París: la hipoteca del siglo XIX
Hace algunos años escribí un ensayo que se llamaba "NY, capital del siglo XX". Obviamente era una especie de burla al famosísimo trabajo de Walter Benjamin, "París, capital del siglo XIX". Siempre creí que el título de Benjamin significaba que París había sido la ciudad más importante de ese siglo, lo cual sin duda fue, ya que de ella nació ese espíritu revolucionario que recorrió como una mecha de pólvora encendida los territorios de Europa y América.
La envidia del pajuerano me impedía interpretar otra cosa. No es que ahora haya dejado de ser un pajuerano, sólo que me doy cuenta del otro significado que encierra esta título incomparable: París es la inversión más grande que tiene el siglo XIX para no terminar de pasar, el capital simbólico para resguardar una promesa de futuro que nunca se cumpliría, un capital onírico en el que convivían el resplandor del hierro, la furia de los comuneros, las invenciones maquínicas para la reproducción de imágenes, las galerías comerciales y las anchas avenidas para el avance rápido de las tropas de asalto. El París actual casi no ha cambiado, aunque ha perdido su elan vital. Parece más bien un fiel simulacro que custodia todo ese capital, perdido para siempre (salvo que suceda algo por lo que este multiverso digital en el que vivimos pierda su potencia eléctrica). Constituye algo así como una especie de museo viviente, el recuerdo vencido de un pasado que nunca existió.

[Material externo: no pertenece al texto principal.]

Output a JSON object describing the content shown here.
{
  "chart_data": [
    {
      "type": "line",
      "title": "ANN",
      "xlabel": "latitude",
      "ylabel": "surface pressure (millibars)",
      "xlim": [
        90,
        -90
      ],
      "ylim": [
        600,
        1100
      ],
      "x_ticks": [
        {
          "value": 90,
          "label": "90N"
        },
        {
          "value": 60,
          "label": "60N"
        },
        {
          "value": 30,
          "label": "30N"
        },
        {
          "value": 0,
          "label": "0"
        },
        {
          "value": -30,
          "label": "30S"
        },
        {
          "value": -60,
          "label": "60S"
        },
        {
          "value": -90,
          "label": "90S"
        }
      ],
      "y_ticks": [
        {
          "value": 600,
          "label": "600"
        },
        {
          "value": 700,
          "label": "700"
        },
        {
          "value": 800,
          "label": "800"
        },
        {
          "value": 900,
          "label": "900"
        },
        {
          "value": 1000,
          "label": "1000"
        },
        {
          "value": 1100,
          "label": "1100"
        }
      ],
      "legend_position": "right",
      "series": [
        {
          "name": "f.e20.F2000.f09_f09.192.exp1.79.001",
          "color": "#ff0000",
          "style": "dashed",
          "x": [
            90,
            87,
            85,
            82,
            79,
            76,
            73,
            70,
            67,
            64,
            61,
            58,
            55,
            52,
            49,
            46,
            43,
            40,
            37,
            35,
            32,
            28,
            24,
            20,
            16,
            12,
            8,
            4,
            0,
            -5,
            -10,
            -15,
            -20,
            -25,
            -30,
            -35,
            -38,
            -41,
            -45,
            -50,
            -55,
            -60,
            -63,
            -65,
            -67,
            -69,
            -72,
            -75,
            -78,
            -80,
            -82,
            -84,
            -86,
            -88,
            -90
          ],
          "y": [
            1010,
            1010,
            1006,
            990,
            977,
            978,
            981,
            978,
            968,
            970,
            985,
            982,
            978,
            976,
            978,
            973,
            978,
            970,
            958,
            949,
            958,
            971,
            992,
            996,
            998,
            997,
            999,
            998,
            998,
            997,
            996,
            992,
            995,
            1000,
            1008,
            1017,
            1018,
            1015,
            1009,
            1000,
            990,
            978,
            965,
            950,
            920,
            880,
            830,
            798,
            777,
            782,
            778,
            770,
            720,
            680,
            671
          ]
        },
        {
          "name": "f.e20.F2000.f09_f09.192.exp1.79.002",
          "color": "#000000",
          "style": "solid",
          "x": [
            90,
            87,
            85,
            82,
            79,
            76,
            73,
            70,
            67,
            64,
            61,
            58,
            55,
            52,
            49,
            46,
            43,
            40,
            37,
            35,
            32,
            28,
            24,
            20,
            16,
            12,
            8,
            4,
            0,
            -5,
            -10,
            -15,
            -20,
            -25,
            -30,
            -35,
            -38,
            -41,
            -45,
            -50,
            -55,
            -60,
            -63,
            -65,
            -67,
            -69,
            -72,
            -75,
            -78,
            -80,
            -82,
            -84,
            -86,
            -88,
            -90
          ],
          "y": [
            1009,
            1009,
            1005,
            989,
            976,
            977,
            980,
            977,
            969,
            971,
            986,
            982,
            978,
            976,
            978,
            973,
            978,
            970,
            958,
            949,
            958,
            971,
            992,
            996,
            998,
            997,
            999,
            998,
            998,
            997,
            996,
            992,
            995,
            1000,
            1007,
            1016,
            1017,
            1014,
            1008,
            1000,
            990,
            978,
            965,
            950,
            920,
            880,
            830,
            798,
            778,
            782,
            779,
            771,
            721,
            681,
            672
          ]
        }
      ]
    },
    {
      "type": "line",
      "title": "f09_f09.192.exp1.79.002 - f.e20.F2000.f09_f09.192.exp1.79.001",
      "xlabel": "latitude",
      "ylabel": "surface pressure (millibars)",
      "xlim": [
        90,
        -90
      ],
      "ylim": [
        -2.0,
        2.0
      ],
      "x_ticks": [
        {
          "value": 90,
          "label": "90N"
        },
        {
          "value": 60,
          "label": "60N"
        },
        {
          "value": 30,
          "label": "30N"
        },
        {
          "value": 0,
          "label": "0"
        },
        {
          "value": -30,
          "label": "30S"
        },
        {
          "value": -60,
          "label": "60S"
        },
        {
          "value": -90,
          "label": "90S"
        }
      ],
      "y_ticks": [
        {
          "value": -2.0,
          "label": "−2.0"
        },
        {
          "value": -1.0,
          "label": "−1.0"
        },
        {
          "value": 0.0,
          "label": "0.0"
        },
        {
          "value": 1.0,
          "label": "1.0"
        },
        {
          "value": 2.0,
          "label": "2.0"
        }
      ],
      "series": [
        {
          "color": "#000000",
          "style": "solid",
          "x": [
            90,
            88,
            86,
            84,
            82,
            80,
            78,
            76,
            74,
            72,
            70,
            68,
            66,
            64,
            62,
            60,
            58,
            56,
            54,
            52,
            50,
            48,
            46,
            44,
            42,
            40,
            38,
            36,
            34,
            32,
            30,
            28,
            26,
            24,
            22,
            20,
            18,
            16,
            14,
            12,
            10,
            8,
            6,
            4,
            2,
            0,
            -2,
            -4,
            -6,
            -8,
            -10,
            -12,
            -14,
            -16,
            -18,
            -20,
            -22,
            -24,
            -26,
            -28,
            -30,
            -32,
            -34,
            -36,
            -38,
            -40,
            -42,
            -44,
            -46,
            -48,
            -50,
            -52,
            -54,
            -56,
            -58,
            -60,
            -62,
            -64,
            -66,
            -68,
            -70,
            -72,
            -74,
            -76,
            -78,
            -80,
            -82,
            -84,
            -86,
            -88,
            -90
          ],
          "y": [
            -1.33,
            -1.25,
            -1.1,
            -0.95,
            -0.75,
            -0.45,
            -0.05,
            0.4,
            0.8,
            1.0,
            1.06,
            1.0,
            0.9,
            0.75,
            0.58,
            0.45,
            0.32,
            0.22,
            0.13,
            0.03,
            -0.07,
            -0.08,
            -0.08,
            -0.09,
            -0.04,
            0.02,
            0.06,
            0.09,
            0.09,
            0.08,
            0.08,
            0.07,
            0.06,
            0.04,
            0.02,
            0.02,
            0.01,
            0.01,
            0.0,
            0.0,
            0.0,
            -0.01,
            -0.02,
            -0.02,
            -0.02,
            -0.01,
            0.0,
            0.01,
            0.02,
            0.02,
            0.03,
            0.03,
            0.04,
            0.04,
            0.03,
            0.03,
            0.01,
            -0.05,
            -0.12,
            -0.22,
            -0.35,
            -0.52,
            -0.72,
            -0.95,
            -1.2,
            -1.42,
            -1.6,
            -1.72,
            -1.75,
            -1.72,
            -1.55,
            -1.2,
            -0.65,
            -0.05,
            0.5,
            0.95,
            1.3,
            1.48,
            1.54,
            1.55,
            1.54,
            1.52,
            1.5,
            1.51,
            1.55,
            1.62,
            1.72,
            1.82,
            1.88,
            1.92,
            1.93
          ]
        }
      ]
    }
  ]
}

Obviamente que estos términos son contradictorios: ¡el museo es lo contrario de la vida! ¡No puede haber un pasado que no haya ocurrido! París encarna estas contradicciones. Uno de los objetivos centrales de las vanguardias históricas, desde el dadaísmo hasta el constructivismo, consistió en demoler los museos y lo que estos significaban: un orden de representación exhibicionista que compartía su destino con el del zoológico. Ambos daban cuenta del poder político, del poder imperial de una ciudad: cuantos más animales exóticos tuviera, cuanto más famosos los pintores que poseyera, más poder representaba. El Louvre (junto a MET de NY) son el emblema de la principal función del arte moderno, la concentración exhibicionista del capital y el encubrimiento de la expropiacion, la colonización y el desfalco político bajo el goce estético de lo bello. Los turistas hacemos largas colas en sus puertas como si se tratara de una procesión para ingresar a un lugar sagrado. Y es un lugar sagrado en el que se habla en susurros y se camina con pasos cortos. Los zoológicos, por su parte, están desapareciendo por la evidencia misma de su crueldad. ¿A qué divinidad está dedicado este templo? No queremos saberlo. Si nos lo dijéramos, no lo toleraríamos. Es al capital desnudo barnizado de una belleza que no estamos capacitados para disfrutar. Ni loco un parisino se somete a la larga procesión que implica ingresar al templo Pompidou, ni se deja estafar por un refresco en algún bar de la Ile de le cité. Por algo será.
París, así, es una especie de faro, pero cumple una función extraña: ilumina la tierra que habría que abandonar como si fuera el horizonte a conquistar. París es una zona internacional con fuerte tono local, una especie de territorio liberado para el goce del turista. De ahí la cantidad de policías y militares de élite que la patrullan y protegen de lo que año a año se acerca ominosamente (basta con darse una vuelta por el canal Saint Martin, donde en los últimos cinco años la pobreza y la marginalidad conquistaron por lo menos quinientos metros). Francia en particular y Europa en general están metidas en varias guerras que no comprenden y que no pueden ganar.
Los franceses, que son tan puristas de la tradición, llegaron a cambiar el nombre de alguna parada de subte porque las masas de turistas ignorantes se bajaban en la estación equivocada. Tal el poder del capital.
Fijémonos en el museo de Orsai. Ocurrió lo mismo y casi en el mismo tiempo que lo que le pasó al Thyssen Bornemisza: en quince años crecieron por lo menos un tercio. El Thyssen tenía un tamaño humano por el que se podía palpar la evolución de la pintura moderna, así como en el Orsai se comprendía a la perfección lo que ocurrió en los cincuenta años que van del impresionismo a las vanguardias. Ahora es imposible lograrlo. Se perdió la escala humana. Ambos museos sufrieron de gigantismo. No debemos olvidar que el arte es el rostro bello que se da el capital en la conquista de todos los espacios vitales. No se puede competir con los que inventaron e impusieron las reglas del juego en el que queramos participar.
Es imposible pensar algo, sea lo que sea, encorsetados en lo políticamente correcto. Si me preguntaran si me gusta París, respondería que no lo sé. Pero no lo sé no porque no pueda apreciar el método cartesiano con el que están recortadas las copas de los árboles sino porque a mí cada vez más me gustan las copias truchas, las falsificaciones, las putas borrachas, los amores drogados y los fraudes idiotas.